One of the latests posts on the ASCD In Service blog talked about the possible death of the the novel in the secondary classroom.
I remember in high school I actually took a novel class where the teacher gave us a speed reading test in the beginning of the semester, and based on that we were given a number of pages that we had to read per week. When we finished a novel, we had to have a conference with him and maybe write a paper. During class, we all faced each other in rows and. . . read. I think my number was 250 pages per week, on top of my other work from all my other classes, so I ended up reading a lot of trash novels and none of the heavier classics on my "to read before I die" list because I needed to make my pages with minimal brain strain. In my other senior English class, I took short story and poetry, so not too much reading in that one either. I must say, I did not get very far on my list before I got to college and decided to major in chemistry.

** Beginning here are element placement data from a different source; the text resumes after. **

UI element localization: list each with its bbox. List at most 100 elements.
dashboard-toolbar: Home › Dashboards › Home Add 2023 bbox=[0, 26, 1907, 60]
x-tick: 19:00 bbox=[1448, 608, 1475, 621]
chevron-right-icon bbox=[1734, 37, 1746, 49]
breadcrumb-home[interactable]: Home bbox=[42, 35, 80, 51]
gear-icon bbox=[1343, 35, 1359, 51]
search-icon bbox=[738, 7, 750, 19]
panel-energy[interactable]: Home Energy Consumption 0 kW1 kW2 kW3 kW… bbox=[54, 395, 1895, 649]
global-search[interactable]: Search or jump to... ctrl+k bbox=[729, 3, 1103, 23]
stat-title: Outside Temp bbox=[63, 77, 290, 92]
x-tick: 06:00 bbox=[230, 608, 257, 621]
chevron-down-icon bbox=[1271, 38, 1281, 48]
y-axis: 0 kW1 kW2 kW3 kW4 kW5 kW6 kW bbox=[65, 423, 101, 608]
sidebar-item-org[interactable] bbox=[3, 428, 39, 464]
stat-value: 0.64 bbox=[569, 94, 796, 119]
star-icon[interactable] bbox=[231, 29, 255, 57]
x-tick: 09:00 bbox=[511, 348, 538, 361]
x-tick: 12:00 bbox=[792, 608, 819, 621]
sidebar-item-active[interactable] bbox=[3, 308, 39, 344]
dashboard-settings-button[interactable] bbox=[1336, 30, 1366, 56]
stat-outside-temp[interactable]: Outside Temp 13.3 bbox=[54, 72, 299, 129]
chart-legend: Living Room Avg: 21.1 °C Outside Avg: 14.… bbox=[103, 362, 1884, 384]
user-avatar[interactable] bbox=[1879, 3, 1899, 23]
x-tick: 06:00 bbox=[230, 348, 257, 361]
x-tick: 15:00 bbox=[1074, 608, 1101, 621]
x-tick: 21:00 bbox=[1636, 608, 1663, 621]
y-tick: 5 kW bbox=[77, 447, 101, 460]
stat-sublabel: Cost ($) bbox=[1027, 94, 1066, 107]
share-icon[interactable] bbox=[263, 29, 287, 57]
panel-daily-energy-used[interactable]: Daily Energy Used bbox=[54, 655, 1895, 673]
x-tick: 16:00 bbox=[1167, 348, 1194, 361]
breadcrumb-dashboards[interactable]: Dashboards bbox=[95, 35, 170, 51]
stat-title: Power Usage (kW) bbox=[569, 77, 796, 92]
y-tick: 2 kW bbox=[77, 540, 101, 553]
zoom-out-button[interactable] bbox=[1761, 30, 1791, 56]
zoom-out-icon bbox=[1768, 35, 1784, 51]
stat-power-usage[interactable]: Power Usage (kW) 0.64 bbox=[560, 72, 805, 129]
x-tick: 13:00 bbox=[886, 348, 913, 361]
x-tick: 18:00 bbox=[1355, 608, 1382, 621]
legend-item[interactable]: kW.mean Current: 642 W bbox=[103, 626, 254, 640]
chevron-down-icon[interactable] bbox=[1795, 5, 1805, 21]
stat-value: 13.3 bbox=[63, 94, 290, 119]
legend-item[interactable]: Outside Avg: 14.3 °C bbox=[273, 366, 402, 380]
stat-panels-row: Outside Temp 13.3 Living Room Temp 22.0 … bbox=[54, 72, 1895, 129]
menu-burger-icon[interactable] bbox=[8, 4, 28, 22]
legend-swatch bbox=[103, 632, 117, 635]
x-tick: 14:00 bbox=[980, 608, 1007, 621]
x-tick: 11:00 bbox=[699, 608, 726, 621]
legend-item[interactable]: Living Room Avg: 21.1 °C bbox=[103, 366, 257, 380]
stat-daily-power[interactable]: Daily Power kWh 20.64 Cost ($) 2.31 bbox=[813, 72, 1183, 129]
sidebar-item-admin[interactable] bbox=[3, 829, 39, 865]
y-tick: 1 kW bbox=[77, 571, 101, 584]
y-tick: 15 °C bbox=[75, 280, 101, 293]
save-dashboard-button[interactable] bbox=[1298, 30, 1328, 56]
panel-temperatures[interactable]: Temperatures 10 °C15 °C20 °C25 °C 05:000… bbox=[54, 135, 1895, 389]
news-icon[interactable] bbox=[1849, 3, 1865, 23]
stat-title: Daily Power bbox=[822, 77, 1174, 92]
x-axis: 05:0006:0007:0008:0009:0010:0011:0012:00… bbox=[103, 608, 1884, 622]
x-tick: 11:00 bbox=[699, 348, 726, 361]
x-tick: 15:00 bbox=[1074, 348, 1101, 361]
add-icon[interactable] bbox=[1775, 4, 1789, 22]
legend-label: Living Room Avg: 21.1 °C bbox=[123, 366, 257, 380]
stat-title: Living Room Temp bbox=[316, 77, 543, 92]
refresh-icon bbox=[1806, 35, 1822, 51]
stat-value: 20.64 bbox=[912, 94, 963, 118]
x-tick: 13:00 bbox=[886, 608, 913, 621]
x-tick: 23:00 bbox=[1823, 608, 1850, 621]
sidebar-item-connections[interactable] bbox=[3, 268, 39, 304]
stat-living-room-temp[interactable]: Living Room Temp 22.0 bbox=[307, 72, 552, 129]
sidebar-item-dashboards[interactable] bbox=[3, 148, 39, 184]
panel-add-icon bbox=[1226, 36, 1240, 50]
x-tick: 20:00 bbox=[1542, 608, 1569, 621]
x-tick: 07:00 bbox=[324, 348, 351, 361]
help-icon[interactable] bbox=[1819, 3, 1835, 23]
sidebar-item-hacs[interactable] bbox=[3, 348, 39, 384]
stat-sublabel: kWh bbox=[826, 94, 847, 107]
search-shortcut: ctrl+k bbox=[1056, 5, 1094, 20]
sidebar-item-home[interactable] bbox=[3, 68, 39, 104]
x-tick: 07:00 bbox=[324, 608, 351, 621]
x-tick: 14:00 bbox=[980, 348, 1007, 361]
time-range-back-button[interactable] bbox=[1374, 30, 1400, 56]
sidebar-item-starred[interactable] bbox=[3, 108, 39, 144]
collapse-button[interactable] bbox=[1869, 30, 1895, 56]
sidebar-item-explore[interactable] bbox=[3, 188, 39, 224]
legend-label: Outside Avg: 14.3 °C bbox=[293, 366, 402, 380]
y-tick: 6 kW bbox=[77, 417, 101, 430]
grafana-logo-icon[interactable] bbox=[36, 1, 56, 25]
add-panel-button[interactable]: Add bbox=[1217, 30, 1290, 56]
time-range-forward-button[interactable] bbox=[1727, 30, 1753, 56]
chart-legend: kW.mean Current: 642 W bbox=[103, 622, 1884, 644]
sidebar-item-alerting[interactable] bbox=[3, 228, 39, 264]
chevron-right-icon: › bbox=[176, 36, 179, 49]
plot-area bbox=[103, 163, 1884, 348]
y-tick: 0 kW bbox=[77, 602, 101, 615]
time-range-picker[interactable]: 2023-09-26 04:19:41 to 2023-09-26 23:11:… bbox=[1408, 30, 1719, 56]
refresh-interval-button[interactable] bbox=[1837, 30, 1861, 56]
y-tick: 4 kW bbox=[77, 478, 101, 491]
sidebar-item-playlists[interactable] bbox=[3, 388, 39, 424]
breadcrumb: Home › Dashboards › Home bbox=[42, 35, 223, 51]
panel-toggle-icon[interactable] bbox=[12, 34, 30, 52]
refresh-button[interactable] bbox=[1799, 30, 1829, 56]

I did not stay with chemistry and ended up graduating as an English major, but besides my Russian lit. class, I didn't read any novels. I read a lot of excerpts in Norton Anthologies and I read plays and poems. When I started teaching English, it was no longer considered best practice to have English electives courses so we taught pretty much from the textbook (more excerpts, short stories and plays). We covered maybe one or two novels a year, except for my AP classes who did six at the most. My all time favorite American lit. books to fall back on as a teacher were: To Kill a Mockingbird, The Great Gatsby, Joy Luck Club, Of Mice and Men (or Grapes of Wrath) and Their Eyes Were Watching God.
Laura Hamilton, of the RAND Corporation, addressed this idea that teachers are no longer using novels at a November 20 forum on standardized assessments hosted by the Center on Education Policy. According to Hamilton, more and more teachers are assigning short passages to their students to read because this is how reading is tested on most assessments under NCLB. Instead of assigning novels to students and having them write essays on what they read, educators are having the students read short passages and answer multiple-choice questions or, in essence, teaching to the test.
The pressures associated with achieving high assessment scores may have put some of these educators in a position where they see no need to incorporate novels into their curriculum. But if students only read short passages, then that is what they will become accustomed to, and some may not even comprehend why it is important to read a full-length book.
Are novels assigned less frequently than in the past in your school system? How do you think assigning short passages instead of full-length novels will affect students, and do you think assessments have killed the novel in the classroom? If novels are no longer assigned in the classroom, which of the "canonical" novels will you mourn for?